Bruce Carter, 35, is a front-office agent at the Marriott Waterfront hotel on Aliceanna Street. He is working toward a degree in kinesiology at Towson University and lives between Fells Point and Canton.
Carter says a lot of the families who once lived in those neighborhoods have moved to suburbs like Towson and Catonsville for more space and lower rents. “Everyone around here is my age, 25 to 40,” Carter said. “When you start having a family this isn’t the place.”
Clinch says that manufacturers aren’t coming back and it’s unfair to compare the jobs they provided with those in Harbor East. “It’s a straw man that makes no sense. It isn’t a question of a great union manufacturing job versus a crappy hotel job. It’s a question of a job versus no job for city residents.”
Jennifer Vey, at the Brookings Institution sees Baltimore’s economic future in five export-based industries–manufacturing, bioscience, information technology, “green” jobs, and transportation and logistics.

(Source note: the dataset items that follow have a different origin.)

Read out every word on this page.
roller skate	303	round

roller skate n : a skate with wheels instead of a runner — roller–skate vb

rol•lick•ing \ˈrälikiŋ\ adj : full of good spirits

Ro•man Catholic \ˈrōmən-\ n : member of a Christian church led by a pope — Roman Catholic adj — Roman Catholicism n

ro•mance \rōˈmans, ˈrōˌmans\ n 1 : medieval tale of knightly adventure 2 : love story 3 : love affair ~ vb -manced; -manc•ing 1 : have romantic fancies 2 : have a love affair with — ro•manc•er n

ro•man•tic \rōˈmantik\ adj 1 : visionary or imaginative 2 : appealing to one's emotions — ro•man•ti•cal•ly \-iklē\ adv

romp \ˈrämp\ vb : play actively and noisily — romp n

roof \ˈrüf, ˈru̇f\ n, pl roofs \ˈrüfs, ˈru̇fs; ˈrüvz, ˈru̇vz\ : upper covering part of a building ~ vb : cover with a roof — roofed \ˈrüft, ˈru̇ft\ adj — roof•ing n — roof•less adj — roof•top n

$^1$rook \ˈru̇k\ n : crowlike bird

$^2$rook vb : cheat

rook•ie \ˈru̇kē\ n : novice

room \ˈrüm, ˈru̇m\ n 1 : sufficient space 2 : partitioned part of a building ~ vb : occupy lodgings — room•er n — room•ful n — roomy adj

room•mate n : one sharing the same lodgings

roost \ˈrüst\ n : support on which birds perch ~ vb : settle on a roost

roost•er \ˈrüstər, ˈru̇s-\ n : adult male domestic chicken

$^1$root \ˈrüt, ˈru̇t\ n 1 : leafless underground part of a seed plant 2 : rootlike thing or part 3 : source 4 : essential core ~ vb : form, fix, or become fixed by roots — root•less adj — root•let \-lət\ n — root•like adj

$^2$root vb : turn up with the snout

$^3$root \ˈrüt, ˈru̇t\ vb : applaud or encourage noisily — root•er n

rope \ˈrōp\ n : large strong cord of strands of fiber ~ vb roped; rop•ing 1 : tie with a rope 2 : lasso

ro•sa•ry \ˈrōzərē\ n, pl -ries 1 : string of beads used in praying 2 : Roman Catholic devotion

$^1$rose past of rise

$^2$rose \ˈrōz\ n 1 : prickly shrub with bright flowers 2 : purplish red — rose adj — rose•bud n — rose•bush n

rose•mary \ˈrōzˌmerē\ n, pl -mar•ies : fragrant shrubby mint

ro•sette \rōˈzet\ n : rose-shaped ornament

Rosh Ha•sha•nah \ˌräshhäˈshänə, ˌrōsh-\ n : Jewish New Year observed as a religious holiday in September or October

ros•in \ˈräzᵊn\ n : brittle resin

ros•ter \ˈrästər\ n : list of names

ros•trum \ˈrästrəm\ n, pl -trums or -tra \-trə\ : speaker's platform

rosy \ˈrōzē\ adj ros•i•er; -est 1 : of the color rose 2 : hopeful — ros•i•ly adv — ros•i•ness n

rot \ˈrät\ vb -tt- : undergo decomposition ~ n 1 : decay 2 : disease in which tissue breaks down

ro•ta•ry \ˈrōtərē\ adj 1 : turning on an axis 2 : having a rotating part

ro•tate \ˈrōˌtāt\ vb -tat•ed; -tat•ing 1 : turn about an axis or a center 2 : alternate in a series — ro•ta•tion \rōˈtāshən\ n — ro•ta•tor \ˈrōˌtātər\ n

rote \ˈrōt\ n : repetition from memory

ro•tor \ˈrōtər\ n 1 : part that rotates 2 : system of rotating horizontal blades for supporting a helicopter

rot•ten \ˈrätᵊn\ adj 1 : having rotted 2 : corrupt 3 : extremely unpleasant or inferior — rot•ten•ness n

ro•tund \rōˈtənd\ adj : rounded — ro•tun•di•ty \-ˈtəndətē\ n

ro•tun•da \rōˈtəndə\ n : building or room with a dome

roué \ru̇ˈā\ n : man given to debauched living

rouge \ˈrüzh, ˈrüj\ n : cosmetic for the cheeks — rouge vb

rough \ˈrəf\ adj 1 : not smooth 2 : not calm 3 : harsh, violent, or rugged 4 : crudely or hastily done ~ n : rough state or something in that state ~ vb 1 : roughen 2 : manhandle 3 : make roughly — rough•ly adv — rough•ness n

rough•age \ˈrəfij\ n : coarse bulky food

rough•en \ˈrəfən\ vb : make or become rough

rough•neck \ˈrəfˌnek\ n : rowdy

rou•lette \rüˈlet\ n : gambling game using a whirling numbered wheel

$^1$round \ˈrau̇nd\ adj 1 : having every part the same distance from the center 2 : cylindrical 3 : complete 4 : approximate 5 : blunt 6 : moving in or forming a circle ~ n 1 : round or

“What I ultimately found was that these five industries have a greater share of workers in occupations making a middle-wage or higher who don’t have a four-year college degree,” Vey said.
“That’s not at the exclusion of everything else,” she said. “Certainly you want amenities, and tourism-based industries, and retail, but you can’t be putting all your stock into those types of industries if you want to be growing middle- and higher-wage jobs.”
Kate McGonigle contributed to this article.